Given an array, I want to get the longest string by length without using the foreach loop.
Below is my array
$array = array(
'Google',
'Facebook',
'Twitter',
'Slack',
'Twilio',
);
This question returns the maximum length but I want to get the value of the string. PHP shortest/longest string in array
You could sort the strings by length using for example usort and get the first item using reset.
$array = array(
'Google',
'Facebook',
'Twitter',
'Slack',
'Twilio',
);
usort($array, function ($a, $b) {
return strlen($a) < strlen($b);
});
echo reset($array); // Facebook
If there could be more strings with equal length, you could use a foreach and break out of the loop when the length is not equal to the current length of the item to prevent looping the whole list.
$item = reset($array);
$result = [];
if ($item) {
$len = strlen($item);
foreach($array as $value) {
if (strlen($value) === $len) {
$result[] = $value;
continue;
}
break;
}
}
print_r($result);
Result
Array
(
[0] => Facebook
[1] => Test1112
)
You can use array_walk
to get the length of each array element, than use array_search
with max
to get highest length element
$r = null;
array_walk($array, function($v) use (&$r){
$r[$v] = strlen($v);
});
echo array_search(max($r), $r);
Live Example : https://3v4l.org/ETf9F
Given an array, I want to get the longest string by length without using the foreach loop.
Without using foreach loop(or any loop for instance), it is not possible to get the data. The wrappers like array_filter
,array_map
etc do loop under the hood. Extending from the answer you linked, you could just use array_filter to filter out the strings that have the longest length.
<?php
$data = array(
'Google',
'Facebook',
'Twitter',
'Slack',
'Twilio',
);
$lengths = array_map('strlen', $data);
$max_len = max($lengths);
$longest_strings = array_filter($data,function($value) use ($max_len){
return strlen($value) === $max_len;
});
print_r($longest_strings);
I find the restriction of "no foreach loop" to be maddeningly restrictive. After all, you need to iterate the array to perform this process. Any syntax that you choose will need to "loop" under the hood anyhow.

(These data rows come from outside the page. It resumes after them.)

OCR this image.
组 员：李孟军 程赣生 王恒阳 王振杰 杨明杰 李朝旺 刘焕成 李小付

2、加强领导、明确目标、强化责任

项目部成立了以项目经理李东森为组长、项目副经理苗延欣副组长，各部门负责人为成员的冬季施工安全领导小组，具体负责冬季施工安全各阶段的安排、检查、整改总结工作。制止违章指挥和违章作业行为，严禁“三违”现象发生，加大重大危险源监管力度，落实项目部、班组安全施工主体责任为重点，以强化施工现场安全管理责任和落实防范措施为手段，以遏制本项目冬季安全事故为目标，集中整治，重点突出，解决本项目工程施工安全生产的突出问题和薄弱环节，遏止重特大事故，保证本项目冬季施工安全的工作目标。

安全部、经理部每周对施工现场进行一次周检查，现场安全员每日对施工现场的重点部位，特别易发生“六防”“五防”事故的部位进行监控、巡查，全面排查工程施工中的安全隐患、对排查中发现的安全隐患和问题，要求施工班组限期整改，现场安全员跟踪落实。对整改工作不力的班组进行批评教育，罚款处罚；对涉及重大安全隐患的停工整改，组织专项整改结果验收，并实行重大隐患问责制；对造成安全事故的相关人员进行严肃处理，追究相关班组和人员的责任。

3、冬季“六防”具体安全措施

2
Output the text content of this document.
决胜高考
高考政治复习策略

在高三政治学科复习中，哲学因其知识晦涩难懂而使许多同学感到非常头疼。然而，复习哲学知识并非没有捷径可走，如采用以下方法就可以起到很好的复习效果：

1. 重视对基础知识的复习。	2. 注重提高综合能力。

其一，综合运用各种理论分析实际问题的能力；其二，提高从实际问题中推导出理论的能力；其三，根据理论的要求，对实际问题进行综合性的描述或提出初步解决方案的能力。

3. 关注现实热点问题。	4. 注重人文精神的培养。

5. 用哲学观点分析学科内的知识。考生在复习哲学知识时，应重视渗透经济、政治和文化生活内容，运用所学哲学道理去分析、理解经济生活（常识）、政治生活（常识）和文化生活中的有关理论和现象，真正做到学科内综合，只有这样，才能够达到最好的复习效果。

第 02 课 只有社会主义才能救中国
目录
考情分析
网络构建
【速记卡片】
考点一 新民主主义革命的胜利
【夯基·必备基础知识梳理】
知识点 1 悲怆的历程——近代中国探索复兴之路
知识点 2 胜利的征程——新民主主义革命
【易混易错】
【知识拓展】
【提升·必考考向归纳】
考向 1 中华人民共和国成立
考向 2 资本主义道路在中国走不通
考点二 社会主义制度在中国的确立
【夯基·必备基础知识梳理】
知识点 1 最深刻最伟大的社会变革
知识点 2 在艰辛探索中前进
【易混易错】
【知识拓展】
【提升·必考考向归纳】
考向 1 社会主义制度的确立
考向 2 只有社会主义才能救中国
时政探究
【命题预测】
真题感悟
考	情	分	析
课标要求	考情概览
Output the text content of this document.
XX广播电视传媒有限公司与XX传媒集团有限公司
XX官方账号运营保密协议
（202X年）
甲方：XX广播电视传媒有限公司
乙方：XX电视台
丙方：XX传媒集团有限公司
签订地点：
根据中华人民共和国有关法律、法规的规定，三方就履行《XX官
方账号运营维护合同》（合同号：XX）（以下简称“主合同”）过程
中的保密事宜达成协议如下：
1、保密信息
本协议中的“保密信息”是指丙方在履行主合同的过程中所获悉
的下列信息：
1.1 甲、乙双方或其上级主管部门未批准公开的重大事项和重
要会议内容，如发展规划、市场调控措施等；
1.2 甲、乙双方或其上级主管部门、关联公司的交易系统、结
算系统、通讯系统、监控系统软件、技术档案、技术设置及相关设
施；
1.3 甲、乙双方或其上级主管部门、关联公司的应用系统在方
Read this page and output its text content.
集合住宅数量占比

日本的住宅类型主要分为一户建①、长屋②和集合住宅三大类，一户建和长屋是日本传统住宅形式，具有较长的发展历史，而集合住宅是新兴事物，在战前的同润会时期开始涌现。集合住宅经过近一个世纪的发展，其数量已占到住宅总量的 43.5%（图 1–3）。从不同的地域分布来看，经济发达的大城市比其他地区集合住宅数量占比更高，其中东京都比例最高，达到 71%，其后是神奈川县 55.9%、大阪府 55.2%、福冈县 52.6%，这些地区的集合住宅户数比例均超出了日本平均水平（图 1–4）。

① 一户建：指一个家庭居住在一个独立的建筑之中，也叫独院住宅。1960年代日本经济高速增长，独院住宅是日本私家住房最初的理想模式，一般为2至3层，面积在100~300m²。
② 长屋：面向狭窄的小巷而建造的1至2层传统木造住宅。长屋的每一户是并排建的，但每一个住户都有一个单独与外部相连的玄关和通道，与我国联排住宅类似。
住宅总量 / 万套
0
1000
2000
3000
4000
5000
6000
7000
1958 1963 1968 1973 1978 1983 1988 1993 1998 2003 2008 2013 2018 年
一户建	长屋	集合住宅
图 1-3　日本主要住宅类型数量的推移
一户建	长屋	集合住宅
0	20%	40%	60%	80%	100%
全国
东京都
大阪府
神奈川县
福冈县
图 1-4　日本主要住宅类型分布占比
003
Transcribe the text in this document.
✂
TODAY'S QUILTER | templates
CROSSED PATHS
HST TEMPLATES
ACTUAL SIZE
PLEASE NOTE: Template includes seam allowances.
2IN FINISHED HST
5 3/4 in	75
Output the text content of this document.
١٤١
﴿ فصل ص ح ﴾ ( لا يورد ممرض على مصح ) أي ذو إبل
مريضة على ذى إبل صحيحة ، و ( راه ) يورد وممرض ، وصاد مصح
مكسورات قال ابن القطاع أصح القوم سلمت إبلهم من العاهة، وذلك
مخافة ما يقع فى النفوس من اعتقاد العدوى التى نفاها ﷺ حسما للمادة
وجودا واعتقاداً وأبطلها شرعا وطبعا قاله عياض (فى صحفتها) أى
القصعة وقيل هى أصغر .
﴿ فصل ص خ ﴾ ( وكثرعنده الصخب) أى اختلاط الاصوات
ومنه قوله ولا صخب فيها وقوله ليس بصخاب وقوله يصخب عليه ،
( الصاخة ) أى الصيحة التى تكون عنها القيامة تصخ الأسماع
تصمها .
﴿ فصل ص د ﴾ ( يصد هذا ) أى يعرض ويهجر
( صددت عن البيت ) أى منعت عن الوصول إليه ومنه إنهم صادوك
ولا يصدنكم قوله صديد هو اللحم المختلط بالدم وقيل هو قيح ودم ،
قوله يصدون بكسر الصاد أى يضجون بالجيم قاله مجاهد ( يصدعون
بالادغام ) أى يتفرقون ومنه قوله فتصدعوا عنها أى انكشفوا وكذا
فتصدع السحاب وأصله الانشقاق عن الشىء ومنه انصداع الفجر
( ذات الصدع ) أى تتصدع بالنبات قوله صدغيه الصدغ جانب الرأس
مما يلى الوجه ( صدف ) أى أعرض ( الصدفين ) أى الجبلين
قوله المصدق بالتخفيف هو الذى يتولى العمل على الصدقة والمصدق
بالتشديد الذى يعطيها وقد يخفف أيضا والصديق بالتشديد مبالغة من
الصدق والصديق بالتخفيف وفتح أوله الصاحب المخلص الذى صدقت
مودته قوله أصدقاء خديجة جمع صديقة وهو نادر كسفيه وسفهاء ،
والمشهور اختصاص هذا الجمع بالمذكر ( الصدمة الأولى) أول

For this reason, I am casting your restriction away so that I can show you a clean and efficient approach that doesn't make excessive function calls AND honors the possibility of multiple "longest" values.
Code: (Demo)
$array = array(
'Google',
'Facebook',
'Twitter',
'Slack',
'Twilio',
'Bookface'
);
$cachedLength = 0;
$longest = [];
foreach ($array as $value) {
$currentLength = strlen($value);
if ($currentLength > $cachedLength) {
$longest = [$value];
$cachedLength = $currentLength;
} elseif ($currentLength == $cachedLength) {
$longest[] = $value;
}
}
var_export($longest);
Output:
array (
0 => 'Facebook',
1 => 'Bookface',
)
To clarify, $longest = [$value];
declares (or overwrites an earlier declared) $longest array. In doing so, you never see any smaller values pushed into the array.
If a subsequent value has the same length as the one stored in $longest
, then $longest[] = $value;
pushes it into the output array.
This snippet will call strlen()
only one time per element. There are not additional function calls to produce the desired output. This is the approach that I would use if this was going into a professional project.